Fig. 2: A high-resolution atlas detailing peripheral immune cell alterations by MP after surgery.

a Immune cells were clustered based on the expression of all phenotypic markers using an unsupervised bootstrapped clustering algorithm. The clusters were projected into two dimensions and major immune cell compartments were identified based on phenotypic marker expression (contoured in orange/green for innate/adaptive immune compartments, respectively). b Univariate p-values (two-sided Wilcoxon Rank Sum Test) were computed for each cluster at each time point to quantify the difference in functional marker expression or cell frequency between samples in the control (n = 30 patients) and MP (n = 28 patients) groups.

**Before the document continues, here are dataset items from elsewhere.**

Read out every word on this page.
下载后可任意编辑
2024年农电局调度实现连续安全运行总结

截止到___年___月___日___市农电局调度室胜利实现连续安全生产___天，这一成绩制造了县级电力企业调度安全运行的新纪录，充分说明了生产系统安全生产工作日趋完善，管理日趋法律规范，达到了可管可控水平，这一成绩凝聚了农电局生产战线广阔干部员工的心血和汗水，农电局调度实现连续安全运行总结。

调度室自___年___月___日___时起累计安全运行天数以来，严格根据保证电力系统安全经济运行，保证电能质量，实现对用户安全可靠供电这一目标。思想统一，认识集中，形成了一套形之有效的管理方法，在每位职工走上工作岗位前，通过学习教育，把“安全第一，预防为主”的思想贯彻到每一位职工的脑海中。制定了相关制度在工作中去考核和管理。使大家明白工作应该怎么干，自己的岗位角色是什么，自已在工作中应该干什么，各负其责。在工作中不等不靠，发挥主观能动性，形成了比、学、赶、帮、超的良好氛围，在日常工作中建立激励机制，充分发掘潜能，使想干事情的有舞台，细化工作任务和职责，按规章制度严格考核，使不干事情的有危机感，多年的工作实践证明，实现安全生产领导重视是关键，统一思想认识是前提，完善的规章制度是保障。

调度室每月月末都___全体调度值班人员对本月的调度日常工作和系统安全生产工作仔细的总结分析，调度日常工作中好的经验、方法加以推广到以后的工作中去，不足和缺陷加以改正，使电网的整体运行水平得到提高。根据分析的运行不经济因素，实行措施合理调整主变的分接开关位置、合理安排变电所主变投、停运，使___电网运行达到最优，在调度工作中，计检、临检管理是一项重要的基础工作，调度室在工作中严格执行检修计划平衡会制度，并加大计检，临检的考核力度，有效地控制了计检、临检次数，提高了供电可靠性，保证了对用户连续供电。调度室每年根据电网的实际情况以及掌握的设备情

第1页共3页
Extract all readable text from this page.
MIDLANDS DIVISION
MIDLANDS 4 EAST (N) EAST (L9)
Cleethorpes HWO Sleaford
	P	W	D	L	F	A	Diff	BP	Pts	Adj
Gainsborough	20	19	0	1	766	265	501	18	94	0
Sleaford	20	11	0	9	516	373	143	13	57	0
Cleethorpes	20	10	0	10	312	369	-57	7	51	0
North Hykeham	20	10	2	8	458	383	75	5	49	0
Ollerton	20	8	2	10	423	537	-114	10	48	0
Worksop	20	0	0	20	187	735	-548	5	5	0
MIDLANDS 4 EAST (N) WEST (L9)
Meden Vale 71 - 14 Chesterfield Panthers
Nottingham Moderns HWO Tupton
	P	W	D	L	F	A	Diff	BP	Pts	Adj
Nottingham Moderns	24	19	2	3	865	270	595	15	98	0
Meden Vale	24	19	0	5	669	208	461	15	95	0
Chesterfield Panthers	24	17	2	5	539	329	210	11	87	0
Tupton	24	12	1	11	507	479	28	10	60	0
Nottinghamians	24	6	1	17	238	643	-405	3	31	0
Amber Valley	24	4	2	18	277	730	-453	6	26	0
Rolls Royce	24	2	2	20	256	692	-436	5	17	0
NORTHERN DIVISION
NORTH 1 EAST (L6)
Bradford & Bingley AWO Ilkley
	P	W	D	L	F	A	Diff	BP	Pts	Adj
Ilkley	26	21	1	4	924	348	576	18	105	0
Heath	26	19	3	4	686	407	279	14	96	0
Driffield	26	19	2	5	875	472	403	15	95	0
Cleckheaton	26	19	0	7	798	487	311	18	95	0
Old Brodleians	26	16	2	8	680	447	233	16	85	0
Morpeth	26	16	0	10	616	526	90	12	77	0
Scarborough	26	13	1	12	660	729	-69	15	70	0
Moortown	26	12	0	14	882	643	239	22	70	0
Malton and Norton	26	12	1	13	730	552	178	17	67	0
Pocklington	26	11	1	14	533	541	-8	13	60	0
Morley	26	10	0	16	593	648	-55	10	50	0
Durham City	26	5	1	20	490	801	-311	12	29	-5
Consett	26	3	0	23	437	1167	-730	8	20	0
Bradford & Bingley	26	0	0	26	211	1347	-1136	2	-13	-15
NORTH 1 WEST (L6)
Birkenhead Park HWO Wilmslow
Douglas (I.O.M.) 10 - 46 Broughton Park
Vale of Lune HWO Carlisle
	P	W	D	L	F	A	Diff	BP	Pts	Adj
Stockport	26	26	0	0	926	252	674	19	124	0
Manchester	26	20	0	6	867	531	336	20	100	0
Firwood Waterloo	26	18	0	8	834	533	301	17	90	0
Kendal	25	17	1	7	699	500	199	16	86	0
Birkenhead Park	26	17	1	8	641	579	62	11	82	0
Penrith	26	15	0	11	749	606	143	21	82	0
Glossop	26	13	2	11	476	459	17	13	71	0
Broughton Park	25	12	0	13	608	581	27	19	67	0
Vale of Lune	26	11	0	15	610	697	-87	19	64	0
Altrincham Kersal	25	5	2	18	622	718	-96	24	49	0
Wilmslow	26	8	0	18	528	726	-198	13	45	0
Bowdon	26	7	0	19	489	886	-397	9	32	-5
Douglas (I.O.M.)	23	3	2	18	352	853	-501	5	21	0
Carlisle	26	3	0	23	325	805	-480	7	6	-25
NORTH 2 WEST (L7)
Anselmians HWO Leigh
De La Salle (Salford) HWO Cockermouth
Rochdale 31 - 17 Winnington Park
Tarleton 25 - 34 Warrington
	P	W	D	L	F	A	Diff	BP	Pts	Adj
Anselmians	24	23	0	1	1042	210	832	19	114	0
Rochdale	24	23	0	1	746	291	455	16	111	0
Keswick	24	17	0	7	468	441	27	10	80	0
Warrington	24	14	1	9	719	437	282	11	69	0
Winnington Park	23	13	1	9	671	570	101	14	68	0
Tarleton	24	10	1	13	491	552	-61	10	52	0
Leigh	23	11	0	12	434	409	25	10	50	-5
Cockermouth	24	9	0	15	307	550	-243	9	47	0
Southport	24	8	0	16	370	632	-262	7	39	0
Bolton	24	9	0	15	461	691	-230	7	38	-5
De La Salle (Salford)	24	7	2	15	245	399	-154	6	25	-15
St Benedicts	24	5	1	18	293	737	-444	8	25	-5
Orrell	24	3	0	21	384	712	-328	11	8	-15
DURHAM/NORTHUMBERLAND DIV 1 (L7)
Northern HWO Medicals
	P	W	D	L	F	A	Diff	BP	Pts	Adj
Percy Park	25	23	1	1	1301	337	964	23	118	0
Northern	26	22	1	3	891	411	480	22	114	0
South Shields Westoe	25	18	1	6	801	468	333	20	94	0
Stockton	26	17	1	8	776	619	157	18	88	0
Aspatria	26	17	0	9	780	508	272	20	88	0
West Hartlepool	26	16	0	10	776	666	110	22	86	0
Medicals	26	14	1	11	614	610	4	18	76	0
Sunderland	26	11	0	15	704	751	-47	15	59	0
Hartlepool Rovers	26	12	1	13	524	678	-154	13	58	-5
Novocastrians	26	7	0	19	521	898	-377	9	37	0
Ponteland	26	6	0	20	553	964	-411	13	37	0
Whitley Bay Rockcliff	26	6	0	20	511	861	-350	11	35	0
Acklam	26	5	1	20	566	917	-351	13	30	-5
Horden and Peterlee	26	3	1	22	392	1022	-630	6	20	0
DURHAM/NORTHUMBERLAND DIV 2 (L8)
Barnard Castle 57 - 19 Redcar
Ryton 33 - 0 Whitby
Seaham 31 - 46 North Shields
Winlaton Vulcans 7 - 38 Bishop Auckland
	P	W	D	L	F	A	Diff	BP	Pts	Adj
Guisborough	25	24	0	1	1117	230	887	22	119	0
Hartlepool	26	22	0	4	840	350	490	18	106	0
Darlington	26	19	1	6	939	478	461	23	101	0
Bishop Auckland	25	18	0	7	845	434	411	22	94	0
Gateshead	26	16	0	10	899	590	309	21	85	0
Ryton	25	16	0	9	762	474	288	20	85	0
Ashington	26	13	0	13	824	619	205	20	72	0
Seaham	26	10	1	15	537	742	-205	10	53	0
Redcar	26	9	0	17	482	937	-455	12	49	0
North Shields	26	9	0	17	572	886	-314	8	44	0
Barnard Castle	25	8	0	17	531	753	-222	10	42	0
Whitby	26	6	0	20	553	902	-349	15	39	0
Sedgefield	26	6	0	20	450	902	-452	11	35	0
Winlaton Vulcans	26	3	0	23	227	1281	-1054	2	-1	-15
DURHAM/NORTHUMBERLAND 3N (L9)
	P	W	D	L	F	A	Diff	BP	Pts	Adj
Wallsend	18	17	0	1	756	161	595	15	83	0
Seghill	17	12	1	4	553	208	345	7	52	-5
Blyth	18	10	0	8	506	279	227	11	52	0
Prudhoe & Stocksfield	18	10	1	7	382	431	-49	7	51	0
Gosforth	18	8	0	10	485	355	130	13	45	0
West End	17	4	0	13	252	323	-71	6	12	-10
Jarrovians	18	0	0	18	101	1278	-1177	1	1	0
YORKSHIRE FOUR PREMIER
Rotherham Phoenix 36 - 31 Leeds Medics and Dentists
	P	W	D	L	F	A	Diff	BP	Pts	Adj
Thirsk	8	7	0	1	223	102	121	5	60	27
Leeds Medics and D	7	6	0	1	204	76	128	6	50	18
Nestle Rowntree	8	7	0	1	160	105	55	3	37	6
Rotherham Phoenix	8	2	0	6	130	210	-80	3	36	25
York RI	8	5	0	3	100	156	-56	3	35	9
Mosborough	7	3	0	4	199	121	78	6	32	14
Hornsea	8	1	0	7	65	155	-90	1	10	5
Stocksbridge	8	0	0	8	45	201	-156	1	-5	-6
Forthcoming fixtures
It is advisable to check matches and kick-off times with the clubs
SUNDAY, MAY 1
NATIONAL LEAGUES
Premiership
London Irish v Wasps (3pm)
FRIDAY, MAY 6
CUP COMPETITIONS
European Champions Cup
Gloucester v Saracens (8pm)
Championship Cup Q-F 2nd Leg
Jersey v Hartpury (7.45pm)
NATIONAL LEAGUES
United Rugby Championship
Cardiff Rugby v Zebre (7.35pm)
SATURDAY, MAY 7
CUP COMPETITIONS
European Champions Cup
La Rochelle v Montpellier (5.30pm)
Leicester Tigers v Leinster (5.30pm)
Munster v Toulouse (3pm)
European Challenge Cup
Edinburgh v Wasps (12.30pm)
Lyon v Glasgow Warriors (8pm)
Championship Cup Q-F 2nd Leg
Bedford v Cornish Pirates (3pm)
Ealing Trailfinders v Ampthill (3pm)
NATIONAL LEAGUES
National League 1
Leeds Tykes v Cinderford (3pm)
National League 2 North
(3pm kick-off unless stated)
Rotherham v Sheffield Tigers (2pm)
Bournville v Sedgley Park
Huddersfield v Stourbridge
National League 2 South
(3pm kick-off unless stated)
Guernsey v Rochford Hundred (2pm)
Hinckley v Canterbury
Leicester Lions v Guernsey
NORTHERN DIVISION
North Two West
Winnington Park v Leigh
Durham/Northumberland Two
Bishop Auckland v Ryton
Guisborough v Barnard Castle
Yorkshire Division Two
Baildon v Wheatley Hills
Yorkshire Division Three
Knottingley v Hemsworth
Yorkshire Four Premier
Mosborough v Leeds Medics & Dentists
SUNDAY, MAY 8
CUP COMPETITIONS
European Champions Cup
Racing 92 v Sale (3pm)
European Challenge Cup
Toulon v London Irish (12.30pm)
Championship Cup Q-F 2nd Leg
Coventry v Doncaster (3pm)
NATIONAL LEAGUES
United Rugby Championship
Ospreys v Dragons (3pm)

At each time point, clusters were colored by the best univariate p-value observed for cell frequency and functional marker expression. c A Random Forest model was trained to classify patients in the control or MP group at each timepoint based on cluster-derived cell frequency and intracellular signaling responses. The boxplot depicts the probability predicted by the Random Forest model that samples from patients in the control (gray) or MP (blue) group were allocated to the MP group. The model revealed that samples from placebo- or MP-treated patients were distinguishable at 1 h (AUC = 0.91, p = 1.03E−7), 6 h (AUC = 0.92, p = 3.16E−8), 24 h (AUC = 0.85, p = 3.81E−6), and 48 h (AUC = 0.76, p = 3.2E−3) after surgery (two-sided Wilcoxon rank-sum test, p-values calculated for each unique model). All boxplots show median values, interquartile range, whiskers of 1.5 times interquartile range.